A crude surplus of 100 million barrels will accumulate by the end of the year, straining global storage capacity and sending prices to a seven-year low, said Verleger, who correctly predicted in 2007 that prices were set to exceed $100. Supply is outpacing demand by about 1 million barrels a day, he said.
“The economic situation is not getting better,” Verleger, 64, a professor at the University of Calgary and head of consultant PKVerleger LLC, said in a telephone interview yesterday. “Global refinery runs are going to be much lower in the fall. If the recession continues and it’s a warm winter, it’s going to be devastating.”
Crude oil last traded at $20 a barrel in February 2002. Futures were at $61.18 today in New York, having recovered 89 percent from a four-year low reached last December. The Organization of Petroleum Exporting Countries is implementing record supply cuts announced last year in response to plunging consumption.

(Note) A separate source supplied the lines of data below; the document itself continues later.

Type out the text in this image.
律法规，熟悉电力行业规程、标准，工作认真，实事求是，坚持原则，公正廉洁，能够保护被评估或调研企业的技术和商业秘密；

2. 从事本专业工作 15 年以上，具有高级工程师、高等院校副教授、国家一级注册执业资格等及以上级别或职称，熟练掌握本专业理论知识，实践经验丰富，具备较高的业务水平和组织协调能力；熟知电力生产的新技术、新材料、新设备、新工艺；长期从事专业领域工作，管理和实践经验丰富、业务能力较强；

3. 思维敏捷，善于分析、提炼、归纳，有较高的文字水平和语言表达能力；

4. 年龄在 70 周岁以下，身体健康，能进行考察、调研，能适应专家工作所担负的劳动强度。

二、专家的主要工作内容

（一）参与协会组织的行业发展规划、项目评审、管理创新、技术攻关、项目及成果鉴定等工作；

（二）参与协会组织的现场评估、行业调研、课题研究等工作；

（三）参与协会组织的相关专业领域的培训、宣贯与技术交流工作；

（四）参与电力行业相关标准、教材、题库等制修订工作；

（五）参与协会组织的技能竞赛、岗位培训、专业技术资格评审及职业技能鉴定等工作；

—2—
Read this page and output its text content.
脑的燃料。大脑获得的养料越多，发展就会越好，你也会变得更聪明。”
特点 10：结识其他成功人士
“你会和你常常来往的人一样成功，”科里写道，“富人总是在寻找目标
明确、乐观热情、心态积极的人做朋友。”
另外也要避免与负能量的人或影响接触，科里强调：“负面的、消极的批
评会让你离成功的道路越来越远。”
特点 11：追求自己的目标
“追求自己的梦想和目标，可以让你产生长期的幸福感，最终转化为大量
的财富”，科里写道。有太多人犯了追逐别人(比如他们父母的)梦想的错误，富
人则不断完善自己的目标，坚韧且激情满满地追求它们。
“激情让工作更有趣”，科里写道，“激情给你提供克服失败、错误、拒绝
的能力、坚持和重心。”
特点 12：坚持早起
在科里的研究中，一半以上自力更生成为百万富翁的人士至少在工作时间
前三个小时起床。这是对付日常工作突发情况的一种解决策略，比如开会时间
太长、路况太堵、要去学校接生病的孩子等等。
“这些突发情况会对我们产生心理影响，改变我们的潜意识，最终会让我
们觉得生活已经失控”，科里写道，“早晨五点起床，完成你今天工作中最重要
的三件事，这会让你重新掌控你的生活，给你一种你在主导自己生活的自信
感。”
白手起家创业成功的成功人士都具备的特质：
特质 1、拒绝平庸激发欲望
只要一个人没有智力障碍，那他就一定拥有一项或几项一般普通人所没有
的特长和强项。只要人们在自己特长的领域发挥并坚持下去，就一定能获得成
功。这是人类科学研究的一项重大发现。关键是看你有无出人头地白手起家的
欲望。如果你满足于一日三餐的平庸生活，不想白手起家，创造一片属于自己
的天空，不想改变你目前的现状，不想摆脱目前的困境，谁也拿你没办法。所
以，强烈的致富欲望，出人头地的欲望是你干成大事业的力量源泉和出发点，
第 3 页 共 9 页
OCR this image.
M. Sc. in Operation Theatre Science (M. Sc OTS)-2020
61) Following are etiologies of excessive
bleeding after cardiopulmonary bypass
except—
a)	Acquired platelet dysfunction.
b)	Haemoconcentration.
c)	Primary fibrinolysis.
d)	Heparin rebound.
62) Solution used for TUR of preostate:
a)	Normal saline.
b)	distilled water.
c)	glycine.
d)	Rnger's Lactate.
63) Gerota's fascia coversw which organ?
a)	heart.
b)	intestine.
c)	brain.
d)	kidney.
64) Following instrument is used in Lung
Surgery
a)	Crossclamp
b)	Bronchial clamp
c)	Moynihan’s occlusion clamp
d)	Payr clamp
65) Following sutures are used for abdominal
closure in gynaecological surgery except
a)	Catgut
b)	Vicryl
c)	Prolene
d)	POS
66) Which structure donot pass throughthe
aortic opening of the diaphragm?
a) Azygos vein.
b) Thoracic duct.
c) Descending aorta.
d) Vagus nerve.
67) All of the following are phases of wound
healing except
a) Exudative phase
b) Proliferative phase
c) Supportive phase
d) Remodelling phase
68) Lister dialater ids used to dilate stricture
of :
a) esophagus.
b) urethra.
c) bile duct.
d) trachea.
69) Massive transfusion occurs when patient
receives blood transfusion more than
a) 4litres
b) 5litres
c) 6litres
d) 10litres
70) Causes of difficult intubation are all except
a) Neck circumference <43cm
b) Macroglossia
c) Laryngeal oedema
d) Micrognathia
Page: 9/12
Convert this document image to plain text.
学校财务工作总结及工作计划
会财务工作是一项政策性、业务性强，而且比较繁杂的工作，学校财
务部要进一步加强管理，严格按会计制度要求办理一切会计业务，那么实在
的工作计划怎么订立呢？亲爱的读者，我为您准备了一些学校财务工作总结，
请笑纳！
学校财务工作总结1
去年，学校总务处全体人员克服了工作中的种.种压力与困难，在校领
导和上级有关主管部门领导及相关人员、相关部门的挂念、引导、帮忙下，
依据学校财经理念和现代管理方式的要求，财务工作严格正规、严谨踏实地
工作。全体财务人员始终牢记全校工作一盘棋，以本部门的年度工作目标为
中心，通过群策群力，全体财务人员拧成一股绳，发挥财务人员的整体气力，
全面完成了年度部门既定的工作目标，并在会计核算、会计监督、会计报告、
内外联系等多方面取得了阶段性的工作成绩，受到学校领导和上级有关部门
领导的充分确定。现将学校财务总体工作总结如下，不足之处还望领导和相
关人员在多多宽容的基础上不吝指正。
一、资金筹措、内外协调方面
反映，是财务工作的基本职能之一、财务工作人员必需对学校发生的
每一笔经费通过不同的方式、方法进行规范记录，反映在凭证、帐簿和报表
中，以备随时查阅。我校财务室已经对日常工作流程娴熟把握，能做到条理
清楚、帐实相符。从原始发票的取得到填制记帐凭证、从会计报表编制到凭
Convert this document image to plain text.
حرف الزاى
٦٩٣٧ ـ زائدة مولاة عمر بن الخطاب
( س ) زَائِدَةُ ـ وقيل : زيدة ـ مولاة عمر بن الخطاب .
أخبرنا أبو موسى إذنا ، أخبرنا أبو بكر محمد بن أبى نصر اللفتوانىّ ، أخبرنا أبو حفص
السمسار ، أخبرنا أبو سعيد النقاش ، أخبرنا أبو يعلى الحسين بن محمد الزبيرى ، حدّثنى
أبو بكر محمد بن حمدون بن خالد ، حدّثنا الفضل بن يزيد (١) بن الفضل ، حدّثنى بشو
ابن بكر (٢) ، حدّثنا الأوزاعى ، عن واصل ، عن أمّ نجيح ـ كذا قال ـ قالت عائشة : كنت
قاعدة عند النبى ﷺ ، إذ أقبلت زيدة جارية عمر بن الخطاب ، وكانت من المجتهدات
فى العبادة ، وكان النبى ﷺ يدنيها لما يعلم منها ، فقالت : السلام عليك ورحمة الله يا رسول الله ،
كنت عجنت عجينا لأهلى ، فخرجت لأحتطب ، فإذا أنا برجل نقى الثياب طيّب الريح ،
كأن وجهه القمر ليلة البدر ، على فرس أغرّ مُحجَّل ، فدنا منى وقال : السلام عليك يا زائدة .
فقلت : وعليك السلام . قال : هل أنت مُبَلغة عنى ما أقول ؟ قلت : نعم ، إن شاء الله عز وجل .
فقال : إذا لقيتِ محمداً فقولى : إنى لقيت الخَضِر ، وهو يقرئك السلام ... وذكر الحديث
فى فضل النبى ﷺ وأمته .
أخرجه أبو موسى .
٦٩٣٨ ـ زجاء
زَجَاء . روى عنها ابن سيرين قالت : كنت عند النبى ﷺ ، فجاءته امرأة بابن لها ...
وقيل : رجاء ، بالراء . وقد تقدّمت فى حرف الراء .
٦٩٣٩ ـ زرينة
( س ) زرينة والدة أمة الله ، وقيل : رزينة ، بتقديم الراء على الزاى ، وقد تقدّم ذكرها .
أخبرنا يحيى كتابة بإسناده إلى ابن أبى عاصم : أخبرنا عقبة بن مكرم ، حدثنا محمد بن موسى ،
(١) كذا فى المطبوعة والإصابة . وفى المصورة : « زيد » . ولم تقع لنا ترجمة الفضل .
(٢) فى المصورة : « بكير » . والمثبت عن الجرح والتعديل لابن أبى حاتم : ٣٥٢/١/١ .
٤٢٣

“OPEC don’t realize the magnitude of the cuts they need to make,” which would total about a further 2 million barrels a day, Verleger added. “Storage is going to become tight. It’s not clear if there’s going to be enough storage available.”
China, Inflation
Oil will average $63.91 in the fourth quarter, according to the median of analyst forecasts compiled by Bloomberg. Crude for December delivery traded at $65.46 today in New York. Prices have rebounded on expectations of a demand recovery, led by China and other developing economies, and concern expansionary monetary policy would stoke inflation and weaken the dollar.
“China is in a real desperate situation,” said Verleger, who publishes the Petroleum Economics Monthly. “We’re in a situation where U.S. consumers aren’t consuming and Chinese manufacturers get hurt. Economists are looking for growth in all the wrong places.”
Forward contracts for oil have been higher than prices for immediate delivery this year, a situation known as contango, creating incentives to buy crude now and store it. That may end as growing stockpiles make storage more expensive.
“Prices would be much lower today, but for the very large incentive to build inventories,” Verleger said. “You need forward buyers, which we had when people were fearing inflation, but as concerns turn toward deflation” that will no longer be the case.